Pengembangan ini diharapkan memperkuat kemandirian teknologi pada sistem peringatan tegas dini tsunami Indonesia (InaTEWS) dan juga meningkatkan kualitas pelayanan informasi gempa bumi juga peringatan tegas dini tsunami yang digunakan berguna bagi pemangku kepentingan pada menyusun konsep evakuasi yang dimaksud efektif juga efisien.
Dwikorita menambahkan, BMKG dengan berbagai universitas di dalam Indonesia ketika ini berada dalam mengembangkan sistem pemrosesan tsunami juga gempa bumi yang digunakan sepenuhnya dikerjakan oleh pakar-pakar Indonesia.
“Ke depannya, kita berharap bisa saja lebih tinggi mandiri di mengembangkan teknologi mitigasi bencana, meskipun kolaborasi dengan negara progresif masih dilakukan, kita tidaklah ingin lagi bergantung sepenuhnya pada teknologi mereka,” tambahnya.
Saat ini, Indonesia mengembangkan sistem baru yang dikenal dengan “Merah Putih”, yang tersebut diharapkan dapat menurunkan ketergantungan Indonesia terhadap teknologi asing. Penguraian Sistem Processing InaTEWS Merah Putih ini adalah manifestasi kemandirian bangsa serta upaya untuk mengempiskan ketergantungan pada teknologi asing.

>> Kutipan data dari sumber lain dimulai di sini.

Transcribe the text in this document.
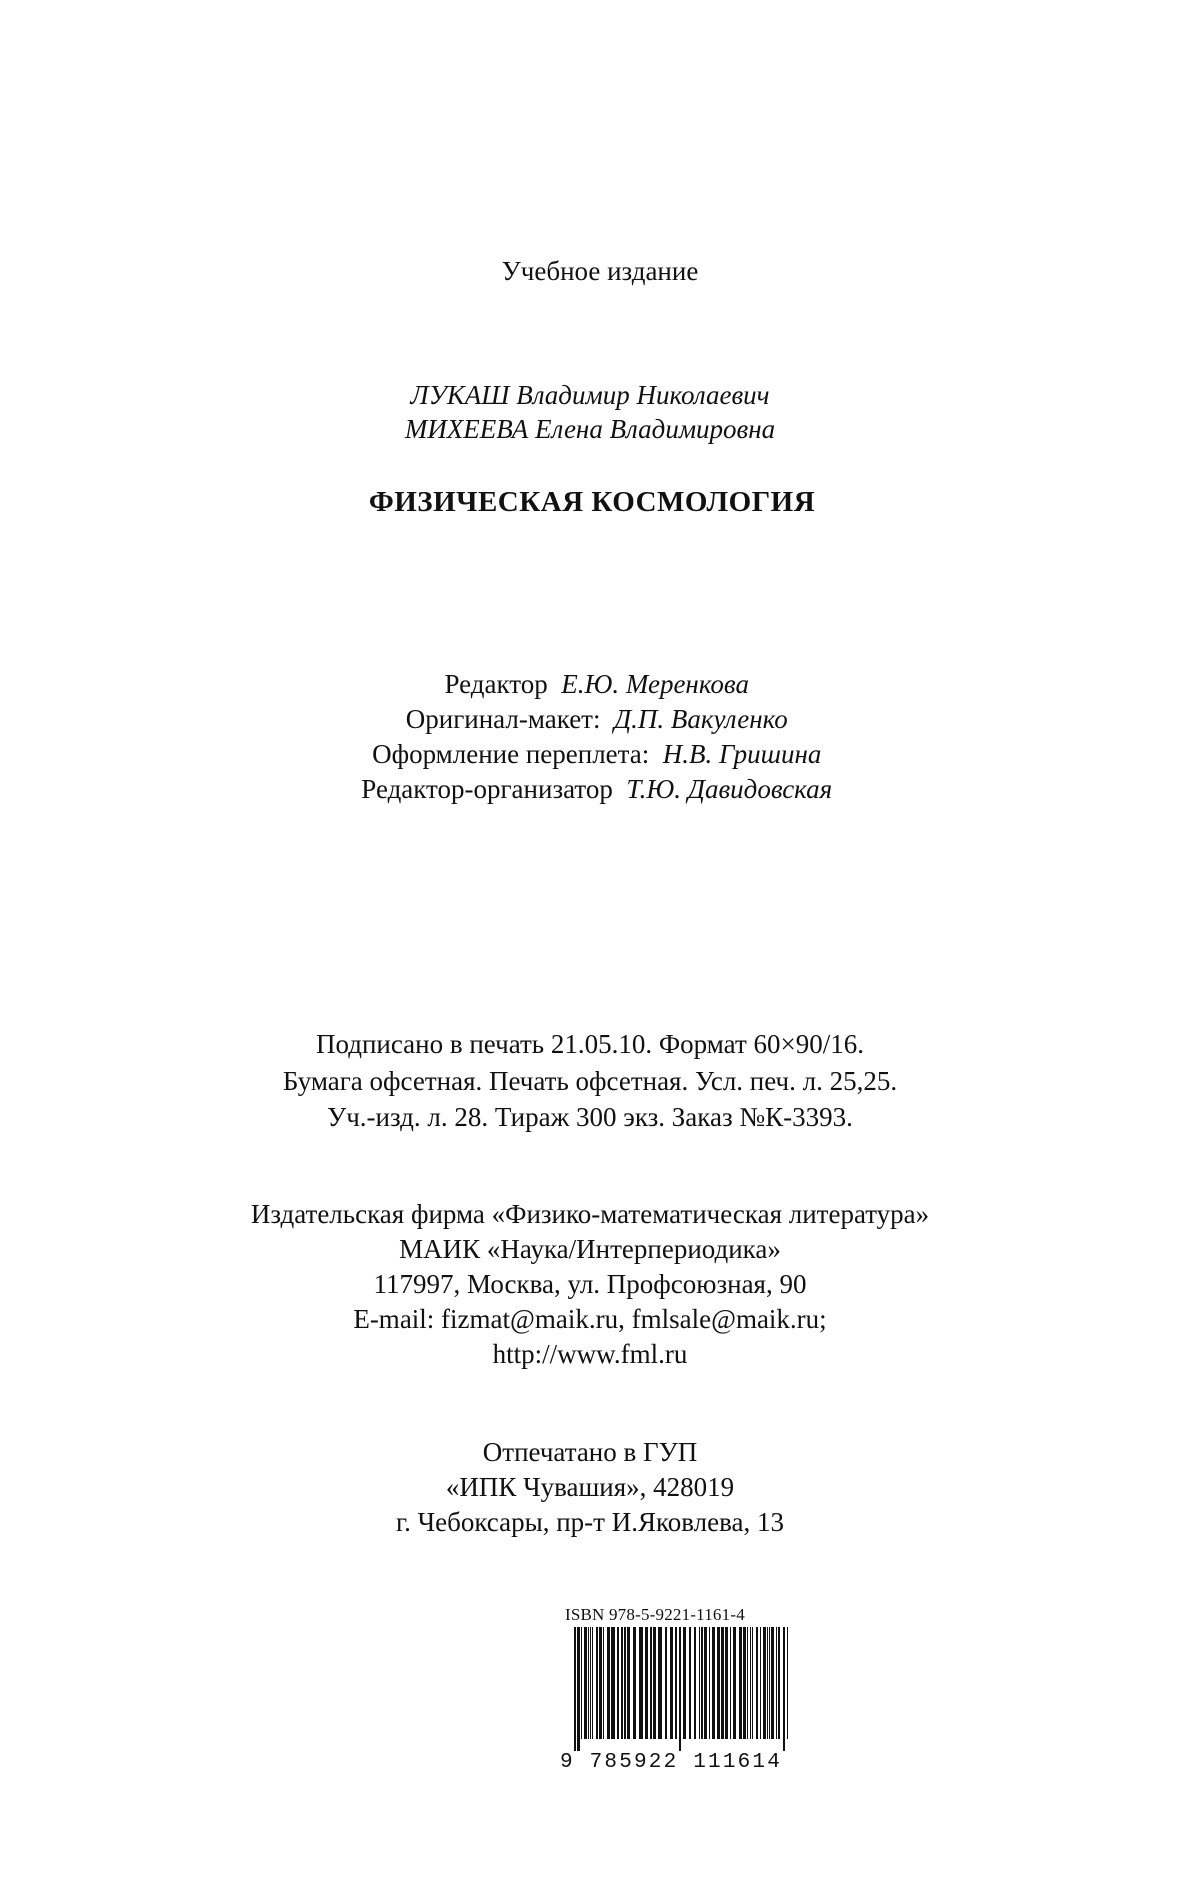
Учебное издание
ЛУКАШ Владимир Николаевич
МИХЕЕВА Елена Владимировна
ФИЗИЧЕСКАЯ КОСМОЛОГИЯ

Редактор Е.Ю. Меренкова

Оригинал-макет: Д.П. Вакуленко

Оформление переплета: Н.В. Гришина

Редактор-организатор Т.Ю. Давидовская

Подписано в печать 21.05.10. Формат 60×90/16.
Бумага офсетная. Печать офсетная. Усл. печ. л. 25,25.
Уч.-изд. л. 28. Тираж 300 экз. Заказ №К-3393.
Издательская фирма «Физико-математическая литература»
МАИК «Наука/Интерпериодика»
117997, Москва, ул. Профсоюзная, 90
E-mail: fizmat@maik.ru, fmlsale@maik.ru;
http://www.fml.ru
Отпечатано в ГУП
«ИПК Чувашия», 428019
г. Чебоксары, пр-т И.Яковлева, 13
ISBN 978-5-9221-1161-4
9 785922 111614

Sistem ini diharapkan dapat menggalakkan kreativitas dan juga pembaharuan dari kalangan akademisi dan juga praktisi pada merancang sistem peringatan serius dini yang dimaksud lebih besar akurat juga efektif.
Dengan dukungan dari berbagai pihak, termasuk Universitas Gadjah Mada (UGM), Institut Teknologi Bandung (ITB), lalu Universitas Indonesia (UI), sistem ini diharapkan menjadi contoh sukses kolaborasi antara akademisi, pemerintah, serta lembaga internasional. “Meskipun tantangan masih ada, optimisme masih tinggi bahwa Indonesia akan menjadi negara yang digunakan tambahan siap menghadapi bencana pada masa depan,” ucapnya.